According to documentation of numpy.linalg.eig and what I understand about eigen decomposition, the following code :

a = [[1,1],[-1,-1]]
w, v = np.linalg.eig(a)
c = a@v
print(c)
print(w)

should produce :

[[√2,0],[-√2,0]]
[4,0]

but instead it produced :

[[ 1.11022302e-16+1.11022302e-16j  1.11022302e-16-1.11022302e-16j]
 [-1.11022302e-16-1.11022302e-16j -1.11022302e-16+1.11022302e-16j]]
[-3.25176795e-17+1.57009246e-16j -3.25176795e-17-1.57009246e-16j]

so where was I wrong?


Solution

  • With matrix a

    a = np.array([[ 1,  1],\
                  [-1, -1]])
    

    your two eigenvalues should theoretically be w_th=[0,0], so :

    w
    >>> array([-3.25176795e-17+1.57009246e-16j, -3.25176795e-17-1.57009246e-16j])
    

    is just some zero +/- round-off error in complex form.
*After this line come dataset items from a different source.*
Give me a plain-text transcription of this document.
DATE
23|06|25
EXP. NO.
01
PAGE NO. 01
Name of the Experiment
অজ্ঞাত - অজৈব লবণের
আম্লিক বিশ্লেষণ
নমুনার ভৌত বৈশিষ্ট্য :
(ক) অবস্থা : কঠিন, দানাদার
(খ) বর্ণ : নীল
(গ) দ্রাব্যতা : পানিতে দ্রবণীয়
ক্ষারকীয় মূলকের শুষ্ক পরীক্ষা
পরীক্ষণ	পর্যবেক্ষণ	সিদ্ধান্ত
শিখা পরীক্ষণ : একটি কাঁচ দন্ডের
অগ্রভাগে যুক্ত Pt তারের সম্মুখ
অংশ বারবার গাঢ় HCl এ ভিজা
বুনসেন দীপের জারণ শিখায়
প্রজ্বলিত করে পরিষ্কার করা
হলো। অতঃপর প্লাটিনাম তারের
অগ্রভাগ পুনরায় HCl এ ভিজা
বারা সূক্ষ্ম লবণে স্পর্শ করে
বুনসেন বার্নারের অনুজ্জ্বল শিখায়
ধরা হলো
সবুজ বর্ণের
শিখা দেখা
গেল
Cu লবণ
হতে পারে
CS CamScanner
Concerning the eigenvectors, these are v_th=[[1,1],[-1,-1]] but numpy.linalg.eig normalized them to be unitary length (e.g. for the first one np.linalg.norm(v[:,0],2) = 0.99...), which means it just gave you an approximation of [[1/sqrt(2),1/sqrt(2)],[-1/sqrt(2),-1/sqrt(2)]] :

    v
    >>> array([[ 0.70710678+0.00000000e+00j,  0.70710678-0.00000000e+00j],
                [-0.70710678+1.11022302e-16j, -0.70710678-1.11022302e-16j]])
    

    Knowing all of the above, you can now verify it numerically by comparing both sides of the equation formula:

    np.allclose(a@v,w*v)
    >>> True
    

    or with theorical values, i.e. "without" round-off errors :

    a@np.asarray(v_th)
    >>> array([[0, 0],
               [0, 0]])
    
    np.asarray(w_th)*np.asarray(v_th)
    >>> array([[0, 0],
               [0, 0]])
    

    so there is nothing unexpected from numpy output here, seems just that your analytical eigenvalues [4,0] are false.